Вездеход подбросило на ухабе. Глухо стукнула об пол привязанная тросом к борту кузова бочка с соляром.
Преодолев преграду, машина пошла вдоль склона. Сквозь крохотные оконца в брезентовой стене замелькали сопки.
— Вон она, изба с сараем… — крикнул Леверьев, повернувшись лицом к люку. — Еще километра три осталось, однако.
Таежник невесело улыбнулся и каменным голосом произнес:
— Радуетесь, небось, что скоро доедем, а я бы ехал и ехал. Можа, в последний раз сюда попаду. Годов много, да и за глупость надо расплатиться еще. Видать, лет семь дадут?
— Семь не семь, а года четыре могут, — солидно ответил оперативник. — Суд полностью учтет все факторы дела.
Тягач, развернувшись на одной гусенице, подкатил к сараю.
Черная от времени стена сруба, кажется, вздрогнула от рыка мотора. Семен, ловко манипулируя рычагами, подтянул вездеход вплотную к развалившемуся крыльцу и выключил двигатель. С крыши рухнул свисающий козырьком слежавшийся снег, припорошив стекла кабины. Где-то наверху, в чудом сохранившихся окнах второго этажа, тихонько звякнули стекла.
«Тишина- то какая, — радостно подумал Шепелев. — Кажется, слышно, как снег падает…»

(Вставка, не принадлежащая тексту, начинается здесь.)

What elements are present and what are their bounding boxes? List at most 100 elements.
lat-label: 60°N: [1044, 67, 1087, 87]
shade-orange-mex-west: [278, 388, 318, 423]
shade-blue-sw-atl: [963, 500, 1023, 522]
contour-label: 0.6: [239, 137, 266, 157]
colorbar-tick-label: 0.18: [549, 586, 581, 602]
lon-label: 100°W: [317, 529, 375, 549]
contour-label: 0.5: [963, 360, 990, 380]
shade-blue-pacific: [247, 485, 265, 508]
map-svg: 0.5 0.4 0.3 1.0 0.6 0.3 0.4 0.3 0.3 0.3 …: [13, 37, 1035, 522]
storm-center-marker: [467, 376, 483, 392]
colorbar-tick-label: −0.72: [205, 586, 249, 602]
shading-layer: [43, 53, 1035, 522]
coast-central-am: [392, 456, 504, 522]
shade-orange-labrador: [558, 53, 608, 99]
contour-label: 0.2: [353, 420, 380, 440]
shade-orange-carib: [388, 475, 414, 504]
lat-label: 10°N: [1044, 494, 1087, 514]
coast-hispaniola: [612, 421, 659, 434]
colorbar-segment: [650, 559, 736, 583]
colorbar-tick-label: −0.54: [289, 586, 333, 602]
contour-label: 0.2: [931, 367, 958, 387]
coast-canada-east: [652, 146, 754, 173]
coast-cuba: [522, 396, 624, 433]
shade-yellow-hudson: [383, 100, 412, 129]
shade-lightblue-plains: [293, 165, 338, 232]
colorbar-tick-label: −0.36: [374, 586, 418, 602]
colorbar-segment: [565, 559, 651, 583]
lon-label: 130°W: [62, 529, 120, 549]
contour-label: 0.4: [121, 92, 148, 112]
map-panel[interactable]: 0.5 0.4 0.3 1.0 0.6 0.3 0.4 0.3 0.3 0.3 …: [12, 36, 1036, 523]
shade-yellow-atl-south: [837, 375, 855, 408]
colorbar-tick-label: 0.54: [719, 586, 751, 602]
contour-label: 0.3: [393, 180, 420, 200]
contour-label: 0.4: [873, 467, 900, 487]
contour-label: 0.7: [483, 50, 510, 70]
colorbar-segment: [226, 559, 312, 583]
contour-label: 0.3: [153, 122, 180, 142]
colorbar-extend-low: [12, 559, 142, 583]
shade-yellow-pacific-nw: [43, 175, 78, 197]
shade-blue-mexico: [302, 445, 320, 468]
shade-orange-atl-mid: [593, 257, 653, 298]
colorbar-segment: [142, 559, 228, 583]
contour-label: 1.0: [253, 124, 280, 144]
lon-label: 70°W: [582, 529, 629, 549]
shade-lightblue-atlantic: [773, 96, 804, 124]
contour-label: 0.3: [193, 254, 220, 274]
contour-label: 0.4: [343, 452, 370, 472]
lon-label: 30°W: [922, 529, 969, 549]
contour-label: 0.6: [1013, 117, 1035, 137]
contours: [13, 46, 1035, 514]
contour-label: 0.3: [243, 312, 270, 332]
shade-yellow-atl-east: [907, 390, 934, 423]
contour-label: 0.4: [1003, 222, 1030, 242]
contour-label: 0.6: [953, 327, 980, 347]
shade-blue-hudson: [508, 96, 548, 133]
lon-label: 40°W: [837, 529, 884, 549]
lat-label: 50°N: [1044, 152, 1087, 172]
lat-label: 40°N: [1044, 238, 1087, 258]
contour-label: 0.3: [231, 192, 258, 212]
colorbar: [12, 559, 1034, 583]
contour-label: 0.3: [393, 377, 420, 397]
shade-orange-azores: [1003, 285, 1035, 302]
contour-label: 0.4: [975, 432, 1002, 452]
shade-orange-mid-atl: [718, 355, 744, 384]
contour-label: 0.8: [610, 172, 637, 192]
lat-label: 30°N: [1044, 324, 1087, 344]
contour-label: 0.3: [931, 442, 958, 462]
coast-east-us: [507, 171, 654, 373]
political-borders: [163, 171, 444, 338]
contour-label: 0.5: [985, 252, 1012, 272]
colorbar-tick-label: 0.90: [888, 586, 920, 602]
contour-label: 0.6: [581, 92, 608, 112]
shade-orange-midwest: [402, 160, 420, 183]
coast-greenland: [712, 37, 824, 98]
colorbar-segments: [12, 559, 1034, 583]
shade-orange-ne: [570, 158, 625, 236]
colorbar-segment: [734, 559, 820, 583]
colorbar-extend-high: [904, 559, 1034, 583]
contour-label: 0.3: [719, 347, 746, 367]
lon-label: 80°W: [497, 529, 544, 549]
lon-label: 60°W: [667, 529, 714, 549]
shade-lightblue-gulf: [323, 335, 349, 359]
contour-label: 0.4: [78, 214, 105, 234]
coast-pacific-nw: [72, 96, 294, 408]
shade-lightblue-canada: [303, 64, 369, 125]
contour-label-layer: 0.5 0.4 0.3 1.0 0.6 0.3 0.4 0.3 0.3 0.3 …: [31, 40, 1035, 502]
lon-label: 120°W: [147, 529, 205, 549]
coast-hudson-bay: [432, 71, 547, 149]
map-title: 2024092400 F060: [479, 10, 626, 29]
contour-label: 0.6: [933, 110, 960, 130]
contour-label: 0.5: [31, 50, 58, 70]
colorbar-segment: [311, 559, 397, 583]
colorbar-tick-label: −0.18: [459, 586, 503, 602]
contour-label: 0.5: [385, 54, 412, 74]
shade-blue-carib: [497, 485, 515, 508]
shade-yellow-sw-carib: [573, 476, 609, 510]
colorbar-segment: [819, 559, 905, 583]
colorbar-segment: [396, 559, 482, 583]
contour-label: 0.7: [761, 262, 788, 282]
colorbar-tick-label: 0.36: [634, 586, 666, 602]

Неожиданно раздался резкий хлопок и звякнул металл. Шепелев повернулся в сторону раздавшегося звука и обомлел. В ветровом стекле вездехода зияла пулевая пробоина. Сиденье и лежащее на нем ружье было засыпано мелкой кристаллической пылью.
— Ложись на пол! — гаркнул Шепелев. — Из-за угла стреляет, сволочь. — Он выхватил из-под куртки пистолет и, перепрыгнув через Ефрема Пантелеевича, ринулся наружу.
— Сейчас еще жахнет, — едва слышно сказал, скорчившись на полу кузова, таежник.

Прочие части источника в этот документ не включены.